女性の影にモヤモヤして、こんなにも悔しい。
互いに、特別な関係なんてないはずなのに。
そんな思いを抱えながら、クラッカーにトマトやチーズを乗せたものをお皿に並べる。
それと、冷蔵庫にあった野菜とシーフードミックスを使ってマリネを作って……。
「お、美味そう」
すると突然背後から声をかけられ振り向く。
私の後ろに立つ静は早くもお風呂から出てきたようで、その姿は黒いスウェットのズボンに上半身裸だ。
は、半裸……!
突然目に飛び込んでくる、色白のほどよく筋肉がついた体。
普段スーツ越しに見るよりもがっしりとしていて、鍛えているのか腹筋も割れている。
意外といい体してる……じゃなくて!
「ちゃ、ちゃんと服着て!」
「だってあっついし」
「暑くない!ほら着る!」
本人からすればなんてことないのだろう。

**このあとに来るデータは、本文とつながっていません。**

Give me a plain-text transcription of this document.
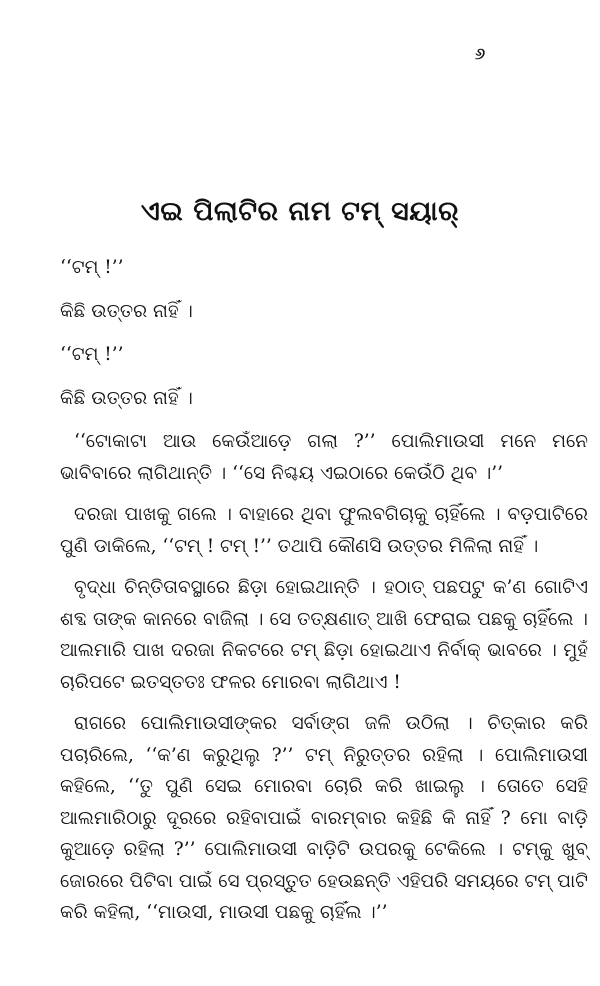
୬
ଏଇ ପିଲାଟିର ନାମ ଟମ୍ ସୟାର୍

‘‘ଟମ୍ !’’

କିଛି ଉତ୍ତର ନାହିଁ ।

‘‘ଟମ୍ !’’

କିଛି ଉତ୍ତର ନାହିଁ ।

‘‘ଟୋକାଟା ଆଉ କେଉଁଆଡ଼େ ଗଲା ?’’ ପୋଲିମାଉସୀ ମନେ ମନେ ଭାବିବାରେ ଲାଗିଥାନ୍ତି । ‘‘ସେ ନିଶ୍ଚୟ ଏଇଠାରେ କେଉଁଠି ଥିବ ।’’

ଦରଜା ପାଖକୁ ଗଲେ । ବାହାରେ ଥିବା ଫୁଲବଗିଚାକୁ ଚାହିଁଲେ । ବଡ଼ପାଟିରେ ପୁଣି ଡାକିଲେ, ‘‘ଟମ୍ ! ଟମ୍ !’’ ତଥାପି କୌଣସି ଉତ୍ତର ମିଳିଲା ନାହିଁ ।

ବୃଦ୍ଧା ଚିନ୍ତିତାବସ୍ଥାରେ ଛିଡ଼ା ହୋଇଥାନ୍ତି । ହଠାତ୍ ପଛପଟୁ କ’ଣ ଗୋଟିଏ ଶବ୍ଦ ତାଙ୍କ କାନରେ ବାଜିଲା । ସେ ତତ୍କ୍ଷଣାତ୍ ଆଖି ଫେରାଇ ପଛକୁ ଚାହିଁଲେ । ଆଲମାରି ପାଖ ଦରଜା ନିକଟରେ ଟମ୍ ଛିଡ଼ା ହୋଇଥାଏ ନିର୍ବାକ୍ ଭାବରେ । ମୁହଁ ଚାରିପଟେ ଇତସ୍ତତଃ ଫଳର ମୋରବା ଲାଗିଥାଏ !

ରାଗରେ ପୋଲିମାଉସୀଙ୍କର ସର୍ବାଙ୍ଗ ଜଳି ଉଠିଲା । ଚିତ୍କାର କରି ପଚାରିଲେ, ‘‘କ’ଣ କରୁଥିଲୁ ?’’ ଟମ୍ ନିରୁତ୍ତର ରହିଲା । ପୋଲିମାଉସୀ କହିଲେ, ‘‘ତୁ ପୁଣି ସେଇ ମୋରବା ଚୋରି କରି ଖାଇଲୁ । ତୋତେ ସେହି ଆଲମାରିଠାରୁ ଦୂରରେ ରହିବାପାଇଁ ବାରମ୍ବାର କହିଛି କି ନାହିଁ ? ମୋ ବାଡ଼ି କୁଆଡ଼େ ରହିଲା ?’’ ପୋଲିମାଉସୀ ବାଡ଼ିଟି ଉପରକୁ ଟେକିଲେ । ଟମ୍‌କୁ ଖୁବ୍ ଜୋରରେ ପିଟିବା ପାଇଁ ସେ ପ୍ରସ୍ତୁତ ହେଉଛନ୍ତି ଏହିପରି ସମୟରେ ଟମ୍ ପାଟି କରି କହିଲା, ‘‘ମାଉସୀ, ମାଉସୀ ପଛକୁ ଚାହିଁଲ ।’’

意味がわからなそうに髪をタオルで拭う彼に、私はその背中を押して脱衣所へ戻らせる。
私の態度に、静は渋々Tシャツを着て戻ってきた。
「もう、男の裸ひとつでそんなに騒がなくても」
「騒ぐでしょ。この変態」
「変態って!ひどい!」
そんなやりとりをしながら、リビングにあるテーブルにおつまみを並べる。
すると静は冷蔵庫からボトルを1本取り出し、食器棚から取り出したグラスふたつとともにテーブルに並べた。
ふたりでソファに座り、彼がグラスにボトルの中身を注ぐ。
コポコポという音とともに、炭酸を含んだワインがグラスの中で揺れた。